At-least-once semantics
This implies three obligations:
- Return 2xx quickly after you durably store the event or enqueue it transactionally—Stripe retries on timeouts or 5xx.
- Never double-apply domain side effects for the same
event.id. - Order-sensitive updates need discipline:
customer.subscription.updatedmay follow…deletedduring retries—use monotonic versioning or compare Stripeevent.createdunder a lock.
Minimal table schema
CREATE TABLE stripe_events (
id text PRIMARY KEY, -- evt_*
type text NOT NULL,
received_at timestamptz NOT NULL DEFAULT now(),
processed_at timestamptz,
payload_hash bytea
);
id is Stripe’s event id, not your internal surrogate key. processed_at null means pending or in-flight.
Transactional handler (pseudocode)
BEGIN;
INSERT INTO stripe_events (id, type) VALUES ($eventId, $type)
ON CONFLICT (id) DO NOTHING;
IF NOT FOUND (row inserted) THEN
COMMIT; RETURN 200;
END IF;
INSERT INTO jobs (event_id, ...) VALUES ($eventId, ...);
COMMIT;
If business logic is slow, prefer a short transaction that deduplicates + enqueues; a worker sets processed_at.
Concurrency and unique constraints
Two instances may POST the same payload milliseconds apart. A unique event.id with INSERT … ON CONFLICT (Postgres) or SQLite INSERT OR IGNORE prevents double processing. Avoid SELECT then INSERT without locking—you will race.
Security and replay
Before mutating state:
- Verify the signature with the webhook endpoint secret (not your generic API key).
- Validate the signed timestamp within Stripe’s documented tolerance.
- Optionally reject events older than your replay window.
Minimal tests
- Double POST identical payload → one durable side effect.
- Reordered events via mocks → final state matches the rule you chose (e.g. latest
createdwins). - Slow handler → Stripe retries; second attempt must not duplicate internal billing.
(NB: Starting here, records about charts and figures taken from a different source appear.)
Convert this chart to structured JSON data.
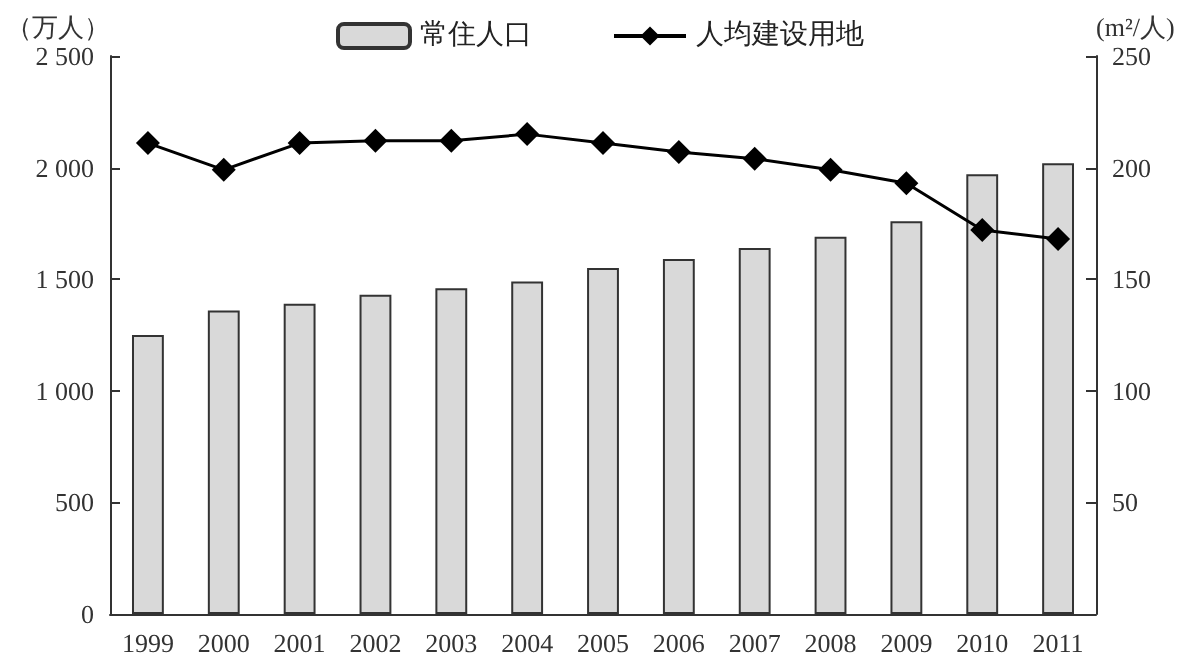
{
  "chart_data": {
    "type": "bar",
    "ylabel": "（万人）",
    "y2label": "(m²/人)",
    "categories": [
      "1999",
      "2000",
      "2001",
      "2002",
      "2003",
      "2004",
      "2005",
      "2006",
      "2007",
      "2008",
      "2009",
      "2010",
      "2011"
    ],
    "series": [
      {
        "name": "常住人口",
        "color": "#d9d9d9",
        "values": [
          1250,
          1360,
          1390,
          1430,
          1460,
          1490,
          1550,
          1590,
          1640,
          1690,
          1760,
          1970,
          2020
        ]
      },
      {
        "name": "人均建设用地",
        "type": "line",
        "axis": "y2",
        "color": "#000000",
        "marker": "diamond",
        "values": [
          211,
          199,
          211,
          212,
          212,
          215,
          211,
          207,
          204,
          199,
          193,
          172,
          168
        ]
      }
    ],
    "ylim": [
      0,
      2500
    ],
    "yticks": [
      0,
      {
        "value": 500,
        "label": "500"
      },
      {
        "value": 1000,
        "label": "1 000"
      },
      {
        "value": 1500,
        "label": "1 500"
      },
      {
        "value": 2000,
        "label": "2 000"
      },
      {
        "value": 2500,
        "label": "2 500"
      }
    ],
    "y2lim": [
      0,
      250
    ],
    "y2ticks": [
      50,
      100,
      150,
      200,
      250
    ],
    "legend": "top",
    "grid": false
  }
}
What Stripe publishes (verifiable)
- Retries: failed webhook deliveries retry with backoff for up to ~3 days—treat each
event.idas your natural idempotency key. Operational detail: Process undelivered events plus the overview Receive Stripe events. constructEvent/ signatures: official SDKs need the raw POST body +Stripe-Signature+ the endpoint-specific secret—middleware that parses JSON before verification breaks HMAC validation. See Resolve signature errors.- Local dev:
stripe listen --forward-to localhost:3000/webhookis still the fastest way to capture realistic payloads while integrating.
Out of scope
This does not cover Stripe Connect multi-party routing, beta thin events, or REST Idempotency-Key headers on charge APIs—related but different mechanics. For non-Stripe vendors, reuse the same skeleton: stable event id + uniqueness + short transactions.
Summary
Persist Stripe’s event id with a uniqueness guarantee before side effects; commit before responding 2xx; push heavy work to a queue. You survive duplicates, retries, and limited reordering without corrupting money or state.